Istanbul Returns

Galata Tower, towards Sea of Marmara, 9 January 2013
I.

Waiting for the first metro of the morning at the airport, there are a cluster of men beside the closed screen of the entrance. Some hold small backpacks, others shelter flocks of shrink-wrapped suitcases into hollows of the wall. Most have the collars of their winter coats turned up against the chill, and we all sink as deeply as we can into what warmth we have. Once on the metro, we each slip into our own dreams of spring, nodding softly to ourselves, against the windows.

II.

Two men, selam aleykum, sit across from me, aleykum selam.
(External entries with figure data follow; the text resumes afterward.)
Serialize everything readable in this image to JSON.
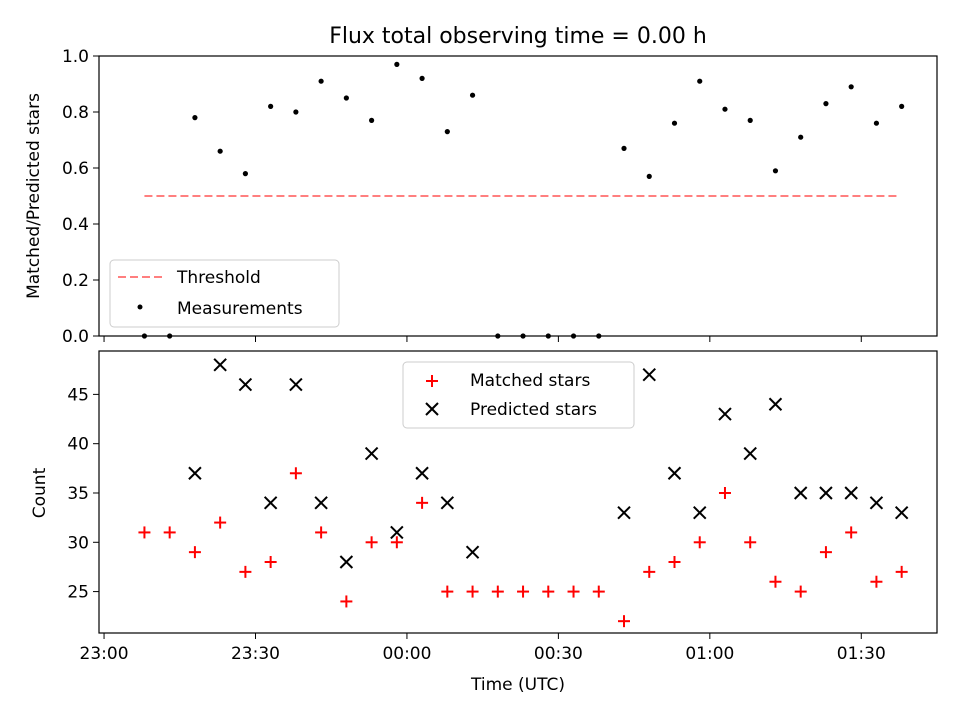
{
  "chart_data": [
    {
      "type": "scatter",
      "title": "Flux total observing time = 0.00 h",
      "xlabel": "",
      "ylabel": "Matched/Predicted stars",
      "ylim": [
        0,
        1.0
      ],
      "yticks": [
        "0.0",
        "0.2",
        "0.4",
        "0.6",
        "0.8",
        "1.0"
      ],
      "ytick_values": [
        0,
        0.2,
        0.4,
        0.6,
        0.8,
        1.0
      ],
      "xlim": [
        "22:59",
        "01:45"
      ],
      "legend_position": "lower-left",
      "threshold": {
        "name": "Threshold",
        "value": 0.5,
        "x_start": "23:08",
        "x_end": "01:37",
        "color": "#ff7f7f",
        "style": "dashed"
      },
      "series": [
        {
          "name": "Measurements",
          "color": "#000000",
          "marker": "dot",
          "x": [
            "23:08",
            "23:13",
            "23:18",
            "23:23",
            "23:28",
            "23:33",
            "23:38",
            "23:43",
            "23:48",
            "23:53",
            "23:58",
            "00:03",
            "00:08",
            "00:13",
            "00:18",
            "00:23",
            "00:28",
            "00:33",
            "00:38",
            "00:43",
            "00:48",
            "00:53",
            "00:58",
            "01:03",
            "01:08",
            "01:13",
            "01:18",
            "01:23",
            "01:28",
            "01:33",
            "01:38"
          ],
          "y": [
            0.0,
            0.0,
            0.78,
            0.66,
            0.58,
            0.82,
            0.8,
            0.91,
            0.85,
            0.77,
            0.97,
            0.92,
            0.73,
            0.86,
            0.0,
            0.0,
            0.0,
            0.0,
            0.0,
            0.67,
            0.57,
            0.76,
            0.91,
            0.81,
            0.77,
            0.59,
            0.71,
            0.83,
            0.89,
            0.76,
            0.82
          ]
        }
      ]
    },
    {
      "type": "scatter",
      "title": "",
      "xlabel": "Time (UTC)",
      "ylabel": "Count",
      "ylim": [
        20.8,
        49.4
      ],
      "yticks": [
        "25",
        "30",
        "35",
        "40",
        "45"
      ],
      "ytick_values": [
        25,
        30,
        35,
        40,
        45
      ],
      "xlim": [
        "22:59",
        "01:45"
      ],
      "xticks": [
        "23:00",
        "23:30",
        "00:00",
        "00:30",
        "01:00",
        "01:30"
      ],
      "legend_position": "upper-center",
      "series": [
        {
          "name": "Matched stars",
          "color": "#ff0000",
          "marker": "plus",
          "x": [
            "23:08",
            "23:13",
            "23:18",
            "23:23",
            "23:28",
            "23:33",
            "23:38",
            "23:43",
            "23:48",
            "23:53",
            "23:58",
            "00:03",
            "00:08",
            "00:13",
            "00:18",
            "00:23",
            "00:28",
            "00:33",
            "00:38",
            "00:43",
            "00:48",
            "00:53",
            "00:58",
            "01:03",
            "01:08",
            "01:13",
            "01:18",
            "01:23",
            "01:28",
            "01:33",
            "01:38"
          ],
          "y": [
            31,
            31,
            29,
            32,
            27,
            28,
            37,
            31,
            24,
            30,
            30,
            34,
            25,
            25,
            25,
            25,
            25,
            25,
            25,
            22,
            27,
            28,
            30,
            35,
            30,
            26,
            25,
            29,
            31,
            26,
            27
          ]
        },
        {
          "name": "Predicted stars",
          "color": "#000000",
          "marker": "x",
          "x": [
            "23:18",
            "23:23",
            "23:28",
            "23:33",
            "23:38",
            "23:43",
            "23:48",
            "23:53",
            "23:58",
            "00:03",
            "00:08",
            "00:13",
            "00:43",
            "00:48",
            "00:53",
            "00:58",
            "01:03",
            "01:08",
            "01:13",
            "01:18",
            "01:23",
            "01:28",
            "01:33",
            "01:38"
          ],
          "y": [
            37,
            48,
            46,
            34,
            46,
            34,
            28,
            39,
            31,
            37,
            34,
            29,
            33,
            47,
            37,
            33,
            43,
            39,
            44,
            35,
            35,
            35,
            34,
            33
          ]
        }
      ]
    }
  ]
}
One has a face I imagine I've seen elsewhere in the city, in the plush carpeted basement of a foundation for the promotion of knowledge and culture. He is nearly bald, a broad face, a dark patch upon his forehead from pressing it against the floor during prayer, and puts one broad arm across the shoulders of a younger man newly arrived from Algeria. I catch snatches of their conversation, What is the state of Islam in Algeria? and later, First, you address your nefs, and then you can rectify your ahlak. The man beside me sleeps within his hood.

III.

What strings the city together, I think as I stand on the tramway in the morning darkness, or better, the lines upon which we are strung.

IV.


I try to think of ways to write the cold of the morning, and remember a poem, imperfectly, write in my notebook, Those sundays poem it's kind of joyless but who wouldn't be?
Sundays too my father got up early
and put his clothes on in the blueblack cold,
then with cracked hands that ached
from labor in the weekday weather made
banked fires blaze. No one ever thanked him. 
I’d wake and hear the cold splintering, breaking.
When the rooms were warm, he’d call,
and slowly I would rise and dress,
fearing the chronic angers of that house, 
Speaking indifferently to him,
who had driven out the cold
and polished my good shoes as well.
What did I know, what did I know
of love’s austere and lonely offices? 
––"Those Winter Sundays" by Robert Hayden, via poetry foundation
V.

The city will catch itself eventually in the mirror of its waters, but in this dawn, rock salt and ice cake fenders and railings, we move through a city encumbered by its own spray. We are in a world not yet melted, in which our grimy dreams have not yet given way to the glittering day.